Friday, May 13, 2011

Dog (A Review)

My dog seems to know I like to be gazed at, as I know he likes to be touched.  His intense attentiveness gets rewarded with a touch, and every time I reach over to touch (especially) the top of his head, he gazes into my eyes with the ardor of a moony lover.

I do not think the dog is surprisingly smart or well behaved (though, I think, he is a little ahead of the curve in intelligence and sociability).  He has been around me for fourteen and a half years, so perhaps he knows me better than anybody else ever has.  That's not to say he understands me (or I understand him).

I feel guilty about not spending more time with him when I am working--or traveling.  Like all dogs, he is a pack animal, and our relationship, whatever to call it, is just a substitute for having a pack to belong to.  And whatever fondness he feels for me, the truth is that he never chose me.  He may love me, if that's the appropriate word, but he did not decide at age eight weeks to spend the rest of his life with me.  And he stays with me because I am what he knows--not that he has options.  (On the other hand, in the wild, he would have no choice of packs either.  He would take and accept what is available to him.)
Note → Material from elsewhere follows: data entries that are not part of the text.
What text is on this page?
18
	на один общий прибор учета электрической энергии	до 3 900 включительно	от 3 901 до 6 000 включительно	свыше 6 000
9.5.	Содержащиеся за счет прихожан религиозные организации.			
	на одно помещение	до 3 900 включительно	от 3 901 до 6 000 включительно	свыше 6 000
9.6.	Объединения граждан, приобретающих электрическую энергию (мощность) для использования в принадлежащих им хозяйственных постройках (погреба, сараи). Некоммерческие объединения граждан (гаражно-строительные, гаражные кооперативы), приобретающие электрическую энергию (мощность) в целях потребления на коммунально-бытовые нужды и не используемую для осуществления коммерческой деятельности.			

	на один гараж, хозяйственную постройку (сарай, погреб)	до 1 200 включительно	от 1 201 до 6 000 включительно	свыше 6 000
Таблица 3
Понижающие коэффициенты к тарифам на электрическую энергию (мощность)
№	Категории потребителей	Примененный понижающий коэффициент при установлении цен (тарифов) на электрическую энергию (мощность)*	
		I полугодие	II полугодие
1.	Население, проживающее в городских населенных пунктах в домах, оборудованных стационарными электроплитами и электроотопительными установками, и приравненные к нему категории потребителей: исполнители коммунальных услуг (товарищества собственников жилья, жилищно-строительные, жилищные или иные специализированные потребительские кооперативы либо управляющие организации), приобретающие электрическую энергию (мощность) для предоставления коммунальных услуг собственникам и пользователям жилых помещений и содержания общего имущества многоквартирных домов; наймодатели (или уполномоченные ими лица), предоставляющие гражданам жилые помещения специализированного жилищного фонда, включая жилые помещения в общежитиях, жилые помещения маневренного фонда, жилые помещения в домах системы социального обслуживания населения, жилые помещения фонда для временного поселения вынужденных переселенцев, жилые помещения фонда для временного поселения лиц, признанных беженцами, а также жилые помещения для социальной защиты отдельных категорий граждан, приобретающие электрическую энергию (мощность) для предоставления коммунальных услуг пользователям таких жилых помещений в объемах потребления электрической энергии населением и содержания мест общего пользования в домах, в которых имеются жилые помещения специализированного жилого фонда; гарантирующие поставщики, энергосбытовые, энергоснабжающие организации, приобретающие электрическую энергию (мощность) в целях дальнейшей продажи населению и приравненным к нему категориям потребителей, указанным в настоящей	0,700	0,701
I credit him with a lot of moral goodness, even wisdom.  Right now I admire his contentedness with things as they are.  Maybe he lacks the mental resources to imagine things being different--but, then, he does dream, and his dreams do appear to concern things that are not actually happening, so I can't say.  His ability to live in the moment seems untainted by a desire to understand--mere knowledge and familiarity seem to be enough for him.

The past, for instance.  Do dogs have anything resembling nostalgia?  They seem to grieve when something or someone is taken away from them, but couldn't that be more a knowledge of what is NOT, as opposed to a fond consideration of what used to be?  They remember things, but do they have regrets?  I am almost certain that they do not--even though they whimper and cower sometimes when they sense their human companions' displeasure--or when they know, without our knowing anything, that things are not as they usually are.  They seem to know (as well as any of us know) things that have happened in the past, but perhaps they do not pine for or repent of them.  Their histories, to the extent that they have any narrative capacity, seem to merely contain all that has put them where they are today.  They are apparently as unconscious of free will as they are of fate.

But if he is anything, my dog is a realist.  He knows and accepts things as they are.  If he has ideals, I cannot comprehend them.  What he values is what he is used to--but he is easily adaptable to changes (within boundaries--he seems to accept change only insomuch as it involves a carry-over of a good many things he's familiar with: me, a toy, his bed--and I or somebody like me--a human provider--seems to be the irreducible good for his sense of well-being).

But what I love about my dog most is how mysterious his mind seems to me.  Knowable, to a certain extent, but incomprehensible.  What does he think of music?  Not much, apparently.  And he seems neither amused nor alarmed when I get up on my feet and dance to something I like.  (Is it just that he has better tastes than I do?)  And this morning, after looking lethargic all morning--and having earlier agreed to an only perfunctory walk to relieve himself--though the morning was shining and beautiful--after defining the words "hang dog" all morning, he came running to me with his toy in his mouth.  He wanted to play--out of nowhere this urge to amuse himself and me--and so, careful not to let him hurt himself, I tussled with him for a bit with his toy.  It took only a minute or so to reach the game's end, but I was so touched by the spurt of life energy in him that tears came to my eyes.  It was the happiest I have been all week.  That minute was better than all of Thor in 3-D.